Verdacht ist die Kenntnis von Tatsachen, aus denen nach der Lebenserfahrung auf ein Finanzvergehen geschlossen werden kann. Bloße Vermutungen allein reichen für die Einleitung des Finanzstrafverfahrens nicht aus. Nicht jedoch ist es in diesem Verfahrensstadium schon Aufgabe der Finanzstrafbehörde, das Vorliegen eines Finanzvergehens konkret nachzuweisen oder auch Ergebnisse des durch die Einleitung erst in Gang gesetzten förmlichen Strafverfahrens vorwegzunehmen, weil diese Fragen erst im anschließenden Untersuchungsverfahren einer (endgültigen) Klärung zuzuführen sind.
Gemäß § 33 Abs. 2 lit. a FinStrG macht sich der Abgabenhinterziehung schuldig, wer vorsätzlich unter Verletzung der Verpflichtung zur Abgabe von dem § 21 UStG 1994 entsprechenden Voranmeldungen eine Verkürzung von Umsatzsteuer (Vorauszahlungen oder Gutschriften) bewirkt und dies nicht nur für möglich, sondern für gewiss hält.
Eine Abgabenverkürzung ist bewirkt, wenn Abgaben, die selbst zu berechnen sind, ganz oder teilweise nicht entrichtet (abgeführt) werden (§ 33 Abs. 3 lit. b FinStrG), wobei bereits dann, wenn die Abgaben nicht zu dem im Gesetz (hier: § 21 Abs. 1 UStG 1994) vorgesehenen Fälligkeitszeitpunkt entrichtet werden, eine Verkürzung vorliegt.
Nach den im gegenständlichen Beschwerdeverfahren ebenfalls zu berücksichtigenden Ergebnissen des erst nach Ergehen des hier angefochtenen Einleitungsbescheides durchgeführten Erhebungsverfahrens (vgl. z.B. Zl. 94/13/0282) ist für die Beurteilung des Verfahrensgegenstandes davon auszugehen, dass der Bf., der seit 1997 im Zuge seiner Tätigkeit als Berater und Vertreter für Düngemittel steuerpflichtige Umsätze iSd.

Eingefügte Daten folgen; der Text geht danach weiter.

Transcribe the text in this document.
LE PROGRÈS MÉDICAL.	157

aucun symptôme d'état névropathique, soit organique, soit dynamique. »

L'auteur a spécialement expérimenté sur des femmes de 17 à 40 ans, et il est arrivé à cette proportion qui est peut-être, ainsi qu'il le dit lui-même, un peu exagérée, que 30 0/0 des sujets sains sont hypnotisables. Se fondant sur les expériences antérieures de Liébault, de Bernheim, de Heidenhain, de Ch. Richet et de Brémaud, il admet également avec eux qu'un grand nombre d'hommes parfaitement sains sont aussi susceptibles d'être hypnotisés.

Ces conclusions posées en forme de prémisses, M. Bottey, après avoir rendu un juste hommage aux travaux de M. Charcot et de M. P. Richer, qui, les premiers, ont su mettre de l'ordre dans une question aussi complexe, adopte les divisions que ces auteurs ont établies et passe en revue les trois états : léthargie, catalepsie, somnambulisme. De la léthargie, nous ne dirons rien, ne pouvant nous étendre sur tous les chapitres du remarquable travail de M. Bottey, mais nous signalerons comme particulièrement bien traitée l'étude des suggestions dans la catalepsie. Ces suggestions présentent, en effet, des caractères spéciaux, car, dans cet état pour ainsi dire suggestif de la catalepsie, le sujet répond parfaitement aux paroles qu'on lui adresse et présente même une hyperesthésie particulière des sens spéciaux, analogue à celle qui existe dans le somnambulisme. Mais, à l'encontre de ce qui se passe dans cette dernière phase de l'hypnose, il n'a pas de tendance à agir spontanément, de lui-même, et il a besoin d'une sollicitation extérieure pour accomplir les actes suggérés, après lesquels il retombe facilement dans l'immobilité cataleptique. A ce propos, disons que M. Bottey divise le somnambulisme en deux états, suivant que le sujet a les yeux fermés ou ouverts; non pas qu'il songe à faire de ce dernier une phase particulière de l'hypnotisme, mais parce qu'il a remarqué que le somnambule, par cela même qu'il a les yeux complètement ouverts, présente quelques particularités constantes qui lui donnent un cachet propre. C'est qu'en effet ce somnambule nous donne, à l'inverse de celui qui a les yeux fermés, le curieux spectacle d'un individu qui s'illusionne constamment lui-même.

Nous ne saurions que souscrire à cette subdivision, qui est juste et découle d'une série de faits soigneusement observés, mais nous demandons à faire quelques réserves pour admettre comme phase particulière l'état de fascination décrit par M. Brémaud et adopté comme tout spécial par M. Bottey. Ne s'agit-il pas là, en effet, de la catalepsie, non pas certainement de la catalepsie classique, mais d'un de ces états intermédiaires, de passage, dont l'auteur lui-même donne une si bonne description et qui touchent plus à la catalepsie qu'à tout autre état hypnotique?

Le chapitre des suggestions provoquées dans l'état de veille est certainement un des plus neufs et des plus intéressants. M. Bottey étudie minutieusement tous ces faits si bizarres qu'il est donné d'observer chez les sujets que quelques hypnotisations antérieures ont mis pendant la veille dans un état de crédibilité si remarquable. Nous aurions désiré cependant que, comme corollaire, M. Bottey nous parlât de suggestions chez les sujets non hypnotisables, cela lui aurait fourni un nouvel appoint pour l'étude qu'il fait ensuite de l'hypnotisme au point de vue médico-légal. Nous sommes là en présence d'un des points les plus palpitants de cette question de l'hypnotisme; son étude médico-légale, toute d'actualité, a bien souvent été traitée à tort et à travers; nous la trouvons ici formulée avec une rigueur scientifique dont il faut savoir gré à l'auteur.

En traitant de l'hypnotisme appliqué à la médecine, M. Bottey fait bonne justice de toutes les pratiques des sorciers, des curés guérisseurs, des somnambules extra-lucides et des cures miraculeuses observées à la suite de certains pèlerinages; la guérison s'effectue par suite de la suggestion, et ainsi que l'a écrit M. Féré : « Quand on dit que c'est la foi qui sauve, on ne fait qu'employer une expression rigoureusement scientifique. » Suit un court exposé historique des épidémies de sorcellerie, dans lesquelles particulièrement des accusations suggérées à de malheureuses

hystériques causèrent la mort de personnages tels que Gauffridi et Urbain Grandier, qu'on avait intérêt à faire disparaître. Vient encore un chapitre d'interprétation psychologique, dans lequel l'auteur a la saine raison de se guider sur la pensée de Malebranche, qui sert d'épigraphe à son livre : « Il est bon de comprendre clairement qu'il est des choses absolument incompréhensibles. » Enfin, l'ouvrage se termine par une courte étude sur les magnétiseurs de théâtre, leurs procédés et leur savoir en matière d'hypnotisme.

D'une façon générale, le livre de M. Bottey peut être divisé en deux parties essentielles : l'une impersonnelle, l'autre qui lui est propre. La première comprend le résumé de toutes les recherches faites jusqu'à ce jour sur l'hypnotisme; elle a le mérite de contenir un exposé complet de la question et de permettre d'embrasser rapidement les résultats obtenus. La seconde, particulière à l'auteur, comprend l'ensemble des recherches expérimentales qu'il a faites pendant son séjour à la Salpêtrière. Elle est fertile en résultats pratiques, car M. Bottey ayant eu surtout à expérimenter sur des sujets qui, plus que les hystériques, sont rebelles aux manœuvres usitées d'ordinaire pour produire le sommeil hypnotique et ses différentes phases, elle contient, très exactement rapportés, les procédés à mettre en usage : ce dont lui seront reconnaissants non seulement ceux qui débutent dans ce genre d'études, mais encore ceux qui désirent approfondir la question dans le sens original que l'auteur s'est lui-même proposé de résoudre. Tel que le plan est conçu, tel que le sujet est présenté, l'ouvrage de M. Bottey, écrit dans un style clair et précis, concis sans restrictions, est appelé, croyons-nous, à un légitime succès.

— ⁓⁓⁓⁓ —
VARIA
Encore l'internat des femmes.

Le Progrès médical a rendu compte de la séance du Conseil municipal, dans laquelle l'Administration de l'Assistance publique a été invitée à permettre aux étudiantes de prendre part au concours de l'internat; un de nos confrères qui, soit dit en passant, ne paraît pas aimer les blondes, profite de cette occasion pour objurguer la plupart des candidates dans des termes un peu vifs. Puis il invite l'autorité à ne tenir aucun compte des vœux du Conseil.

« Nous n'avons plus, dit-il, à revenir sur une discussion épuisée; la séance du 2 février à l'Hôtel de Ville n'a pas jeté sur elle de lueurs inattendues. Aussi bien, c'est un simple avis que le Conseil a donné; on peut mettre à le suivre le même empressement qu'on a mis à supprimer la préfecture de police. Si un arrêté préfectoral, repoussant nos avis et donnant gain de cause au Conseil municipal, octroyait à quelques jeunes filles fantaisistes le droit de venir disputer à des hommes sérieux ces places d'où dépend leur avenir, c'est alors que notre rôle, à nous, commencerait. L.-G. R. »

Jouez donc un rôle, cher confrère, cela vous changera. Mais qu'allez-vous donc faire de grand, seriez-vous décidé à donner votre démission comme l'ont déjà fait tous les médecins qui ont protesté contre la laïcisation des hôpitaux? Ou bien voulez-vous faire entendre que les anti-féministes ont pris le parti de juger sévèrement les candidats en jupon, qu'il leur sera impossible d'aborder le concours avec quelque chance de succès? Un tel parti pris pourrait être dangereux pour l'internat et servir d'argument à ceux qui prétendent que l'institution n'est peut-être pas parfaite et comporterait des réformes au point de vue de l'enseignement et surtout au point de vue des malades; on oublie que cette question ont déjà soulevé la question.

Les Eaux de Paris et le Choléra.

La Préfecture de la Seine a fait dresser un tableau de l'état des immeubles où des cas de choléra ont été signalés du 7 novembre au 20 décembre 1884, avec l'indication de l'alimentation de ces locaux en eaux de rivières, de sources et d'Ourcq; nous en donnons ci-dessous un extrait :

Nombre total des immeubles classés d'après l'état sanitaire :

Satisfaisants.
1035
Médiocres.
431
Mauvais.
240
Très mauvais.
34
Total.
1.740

UStG 1994 erzielte, nach den zur StNr. 12 getroffenen abgabenbehördlichen Feststellungen (vgl. auch USO-Prüfung ABNr. 34 vom Oktober 2003) für die im Einleitungsbescheid genannten Umsatzsteuervoranmeldungszeiträume (§ 21 Abs. 2 UStG 1994) weder Voranmeldungen eingereicht noch Vorauszahlungen entrichtet hat (vgl. § 1 der VO BGBl II 1998/206 iVm. § 21 Abs. 1 UStG 1994). Am erfolgte für die Zeiträume 01/2002 - 06/2003 gemäß § 21 Abs. 3 UStG 1994 auf Grund der im Zuge der abgabenbehördlichen Prüfung getroffenen Feststellungen die bescheidmäßige Festsetzung der Vorauszahlungen, nämlich für 01 - 03/02: 206,08 €, 04 - 06/02: 610,72 €, 07 - 09/02: 233,22 €, 10 - 12/02: 288,52 €, 01 - 03/03: 36,66 € und 04 - 06/03: 786,88 €, wobei jedoch mangels Vorliegen von geeigneten Belegen keine Vorsteuerbeträge berücksichtigt wurden (vgl. dazu Tz. 3 der Niederschrift zur angeführten ABNr.). Am erging unter Zugrundelegung eines Gesamtbetrages der Bemessungsgrundlagen für Lieferungen und sonstige Leistungen von 6.692,63 € ein entsprechender Jahresumsatzsteuerbescheid 2002 über 1.338,53 €.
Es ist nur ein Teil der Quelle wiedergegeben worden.